About a year ago, I happened upon this statement about the Monitor in the Harvard Business Review – under the charming heading of “do things that don’t interest you”:

“Many things that end up” being meaningful, writes social scientist Joseph Grenny, “have come from conference workshops, articles, or online videos that began as a chore and ended with an insight. My work in Kenya, for example, was heavily influenced by a Christian Science Monitor article I had forced myself to read 10 years earlier. Sometimes, we call things ‘boring’ simply because they lie outside the box we are currently in.”

If you were to come up with a punchline to a joke about the Monitor, that would probably be it. We’re seen as being global, fair, insightful, and perhaps a bit too earnest. We’re the bran muffin of journalism.

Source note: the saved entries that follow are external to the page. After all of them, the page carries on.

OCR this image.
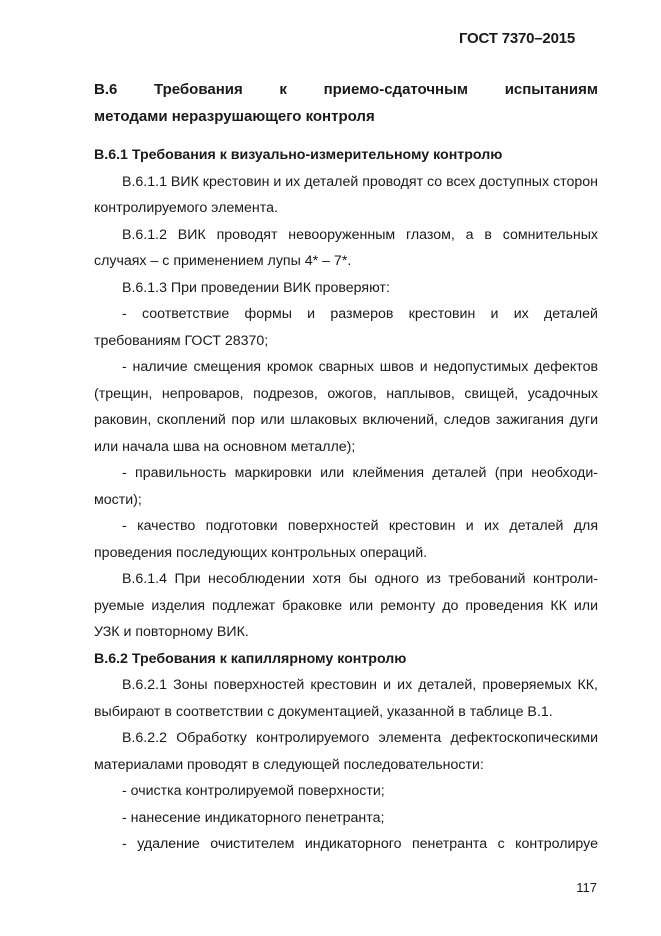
ГОСТ 7370–2015
В.6 Требования к приемо-сдаточным испытаниям
методами неразрушающего контроля

В.6.1 Требования к визуально-измерительному контролю

В.6.1.1 ВИК крестовин и их деталей проводят со всех доступных сторон контролируемого элемента.

В.6.1.2 ВИК проводят невооруженным глазом, а в сомнительных случаях – с применением лупы 4* – 7*.

В.6.1.3 При проведении ВИК проверяют:

- соответствие формы и размеров крестовин и их деталей требованиям ГОСТ 28370;

- наличие смещения кромок сварных швов и недопустимых дефектов (трещин, непроваров, подрезов, ожогов, наплывов, свищей, усадочных раковин, скоплений пор или шлаковых включений, следов зажигания дуги или начала шва на основном металле);

- правильность маркировки или клеймения деталей (при необходимости);

- качество подготовки поверхностей крестовин и их деталей для проведения последующих контрольных операций.

В.6.1.4 При несоблюдении хотя бы одного из требований контролируемые изделия подлежат браковке или ремонту до проведения КК или УЗК и повторному ВИК.

В.6.2 Требования к капиллярному контролю

В.6.2.1 Зоны поверхностей крестовин и их деталей, проверяемых КК, выбирают в соответствии с документацией, указанной в таблице В.1.

В.6.2.2 Обработку контролируемого элемента дефектоскопическими материалами проводят в следующей последовательности:

- очистка контролируемой поверхности;

- нанесение индикаторного пенетранта;

- удаление очистителем индикаторного пенетранта с контролируе

117
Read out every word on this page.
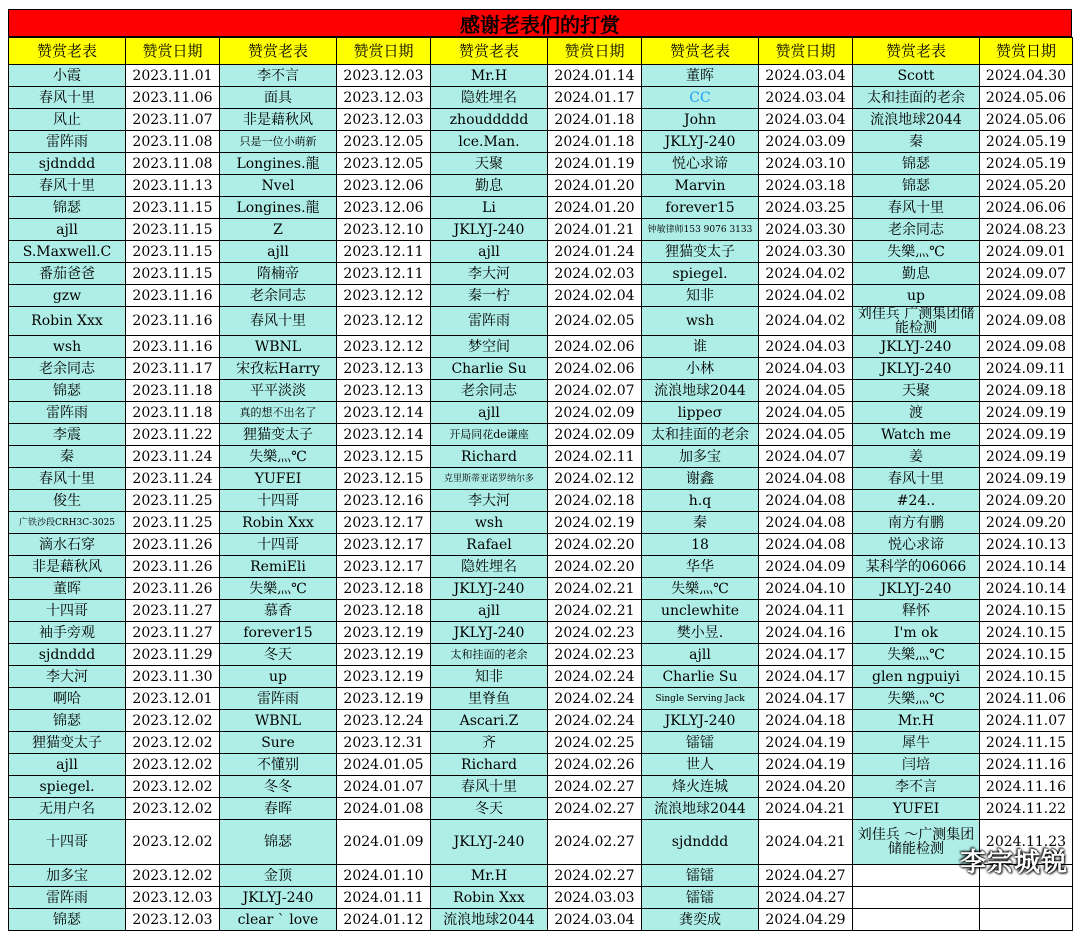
感谢老表们的打赏
赞赏老表	赞赏日期	赞赏老表	赞赏日期	赞赏老表	赞赏日期	赞赏老表	赞赏日期	赞赏老表	赞赏日期
小霞	2023.11.01	李不言	2023.12.03	Mr.H	2024.01.14	董晖	2024.03.04	Scott	2024.04.30
春风十里	2023.11.06	面具	2023.12.03	隐姓埋名	2024.01.17	CC	2024.03.04	太和挂面的老余	2024.05.06
风止	2023.11.07	非是藉秋风	2023.12.03	zhouddddd	2024.01.18	John	2024.03.04	流浪地球2044	2024.05.06
雷阵雨	2023.11.08	只是一位小萌新	2023.12.05	lce.Man.	2024.01.18	JKLYJ-240	2024.03.09	秦	2024.05.19
sjdnddd	2023.11.08	Longines.龍	2023.12.05	天聚	2024.01.19	悦心求谛	2024.03.10	锦瑟	2024.05.19
春风十里	2023.11.13	Nvel	2023.12.06	勤息	2024.01.20	Marvin	2024.03.18	锦瑟	2024.05.20
锦瑟	2023.11.15	Longines.龍	2023.12.06	Li	2024.01.20	forever15	2024.03.25	春风十里	2024.06.06
ajll	2023.11.15	Z	2023.12.10	JKLYJ-240	2024.01.21	钟敏律师153 9076 3133	2024.03.30	老余同志	2024.08.23
S.Maxwell.C	2023.11.15	ajll	2023.12.11	ajll	2024.01.24	狸猫变太子	2024.03.30	失樂灬℃	2024.09.01
番茄爸爸	2023.11.15	隋楠帝	2023.12.11	李大河	2024.02.03	spiegel.	2024.04.02	勤息	2024.09.07
gzw	2023.11.16	老余同志	2023.12.12	秦一柠	2024.02.04	知非	2024.04.02	up	2024.09.08
Robin Xxx	2023.11.16	春风十里	2023.12.12	雷阵雨	2024.02.05	wsh	2024.04.02	刘佳兵 广测集团储能检测	2024.09.08
wsh	2023.11.16	WBNL	2023.12.12	梦空间	2024.02.06	谁	2024.04.03	JKLYJ-240	2024.09.08
老余同志	2023.11.17	宋孜耘Harry	2023.12.13	Charlie Su	2024.02.06	小林	2024.04.03	JKLYJ-240	2024.09.11
锦瑟	2023.11.18	平平淡淡	2023.12.13	老余同志	2024.02.07	流浪地球2044	2024.04.05	天聚	2024.09.18
雷阵雨	2023.11.18	真的想不出名了	2023.12.14	ajll	2024.02.09	lippeσ	2024.04.05	渡	2024.09.19
李震	2023.11.22	狸猫变太子	2023.12.14	开局同花de谦座	2024.02.09	太和挂面的老余	2024.04.05	Watch me	2024.09.19
秦	2023.11.24	失樂灬℃	2023.12.15	Richard	2024.02.11	加多宝	2024.04.07	姜	2024.09.19
春风十里	2023.11.24	YUFEI	2023.12.15	克里斯蒂亚诺罗纳尔多	2024.02.12	谢鑫	2024.04.08	春风十里	2024.09.19
俊生	2023.11.25	十四哥	2023.12.16	李大河	2024.02.18	h.q	2024.04.08	#24..	2024.09.20
广铁沙段CRH3C-3025	2023.11.25	Robin Xxx	2023.12.17	wsh	2024.02.19	秦	2024.04.08	南方有鹏	2024.09.20
滴水石穿	2023.11.26	十四哥	2023.12.17	Rafael	2024.02.20	18	2024.04.08	悦心求谛	2024.10.13
非是藉秋风	2023.11.26	RemiEli	2023.12.17	隐姓埋名	2024.02.20	华华	2024.04.09	某科学的06066	2024.10.14
董晖	2023.11.26	失樂灬℃	2023.12.18	JKLYJ-240	2024.02.21	失樂灬℃	2024.04.10	JKLYJ-240	2024.10.14
十四哥	2023.11.27	慕香	2023.12.18	ajll	2024.02.21	unclewhite	2024.04.11	释怀	2024.10.15
袖手旁观	2023.11.27	forever15	2023.12.19	JKLYJ-240	2024.02.23	樊小昱.	2024.04.16	I'm ok	2024.10.15
sjdnddd	2023.11.29	冬天	2023.12.19	太和挂面的老余	2024.02.23	ajll	2024.04.17	失樂灬℃	2024.10.15
李大河	2023.11.30	up	2023.12.19	知非	2024.02.24	Charlie Su	2024.04.17	glen ngpuiyi	2024.10.15
啊哈	2023.12.01	雷阵雨	2023.12.19	里脊鱼	2024.02.24	Single Serving Jack	2024.04.17	失樂灬℃	2024.11.06
锦瑟	2023.12.02	WBNL	2023.12.24	Ascari.Z	2024.02.24	JKLYJ-240	2024.04.18	Mr.H	2024.11.07
狸猫变太子	2023.12.02	Sure	2023.12.31	齐	2024.02.25	镭镭	2024.04.19	犀牛	2024.11.15
ajll	2023.12.02	不懂别	2024.01.05	Richard	2024.02.26	世人	2024.04.19	闫培	2024.11.16
spiegel.	2023.12.02	冬冬	2024.01.07	春风十里	2024.02.27	烽火连城	2024.04.20	李不言	2024.11.16
无用户名	2023.12.02	春晖	2024.01.08	冬天	2024.02.27	流浪地球2044	2024.04.21	YUFEI	2024.11.22
十四哥	2023.12.02	锦瑟	2024.01.09	JKLYJ-240	2024.02.27	sjdnddd	2024.04.21	刘佳兵 ～广测集团储能检测	2024.11.23
加多宝	2023.12.02	金顶	2024.01.10	Mr.H	2024.02.27	镭镭	2024.04.27		
雷阵雨	2023.12.03	JKLYJ-240	2024.01.11	Robin Xxx	2024.03.03	镭镭	2024.04.27		
锦瑟	2023.12.03	clear ` love	2024.01.12	流浪地球2044	2024.03.04	龚奕成	2024.04.29		
李宗城锐
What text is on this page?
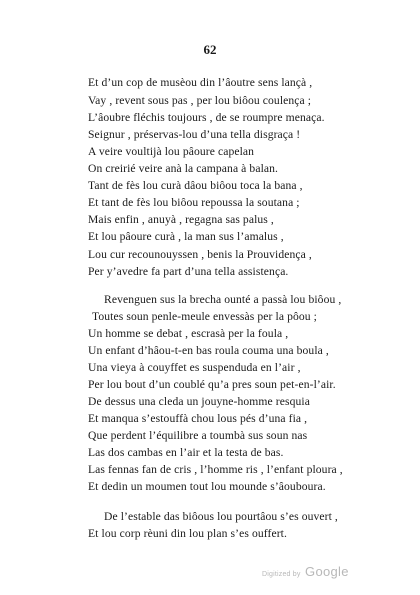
62
Et d’un cop de musèou din l’âoutre sens lançà ,
Vay , revent sous pas , per lou biôou coulença ;
L’âoubre fléchis toujours , de se roumpre menaça.
Seignur , préservas-lou d’una tella disgraça !
A veire voultijà lou pâoure capelan
On creirié veire anà la campana à balan.
Tant de fès lou curà dâou biôou toca la bana ,
Et tant de fès lou biôou repoussa la soutana ;
Mais enfin , anuyà , regagna sas palus ,
Et lou pâoure curà , la man sus l’amalus ,
Lou cur recounouyssen , benis la Prouvidença ,
Per y’avedre fa part d’una tella assistença.
Revenguen sus la brecha ounté a passà lou biôou ,
Toutes soun penle-meule envessàs per la pôou ;
Un homme se debat , escrasà per la foula ,
Un enfant d’hâou-t-en bas roula couma una boula ,
Una vieya à couyffet es suspenduda en l’air ,
Per lou bout d’un coublé qu’a pres soun pet-en-l’air.
De dessus una cleda un jouyne-homme resquia
Et manqua s’estouffà chou lous pés d’una fia ,
Que perdent l’équilibre a toumbà sus soun nas
Las dos cambas en l’air et la testa de bas.
Las fennas fan de cris , l’homme ris , l’enfant ploura ,
Et dedin un moumen tout lou mounde s’âouboura.
De l’estable das biôous lou pourtâou s’es ouvert ,
Et lou corp rèuni din lou plan s’es ouffert.
Digitized by Google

But you know what? We change lives. And I’m going to argue that we change lives precisely because we force open that too-small box that most human beings think they live in.

The Monitor is a peculiar little publication that’s hard for the world to figure out. We’re run by a church, but we’re not only for church members and we’re not about converting people. We’re known as being fair even as the world becomes as polarized as at any time since the newspaper’s founding in 1908.

We have a mission beyond circulation, we want to bridge divides. We’re about kicking down the door of thought everywhere and saying, “You are bigger and more capable than you realize. And we can prove it.”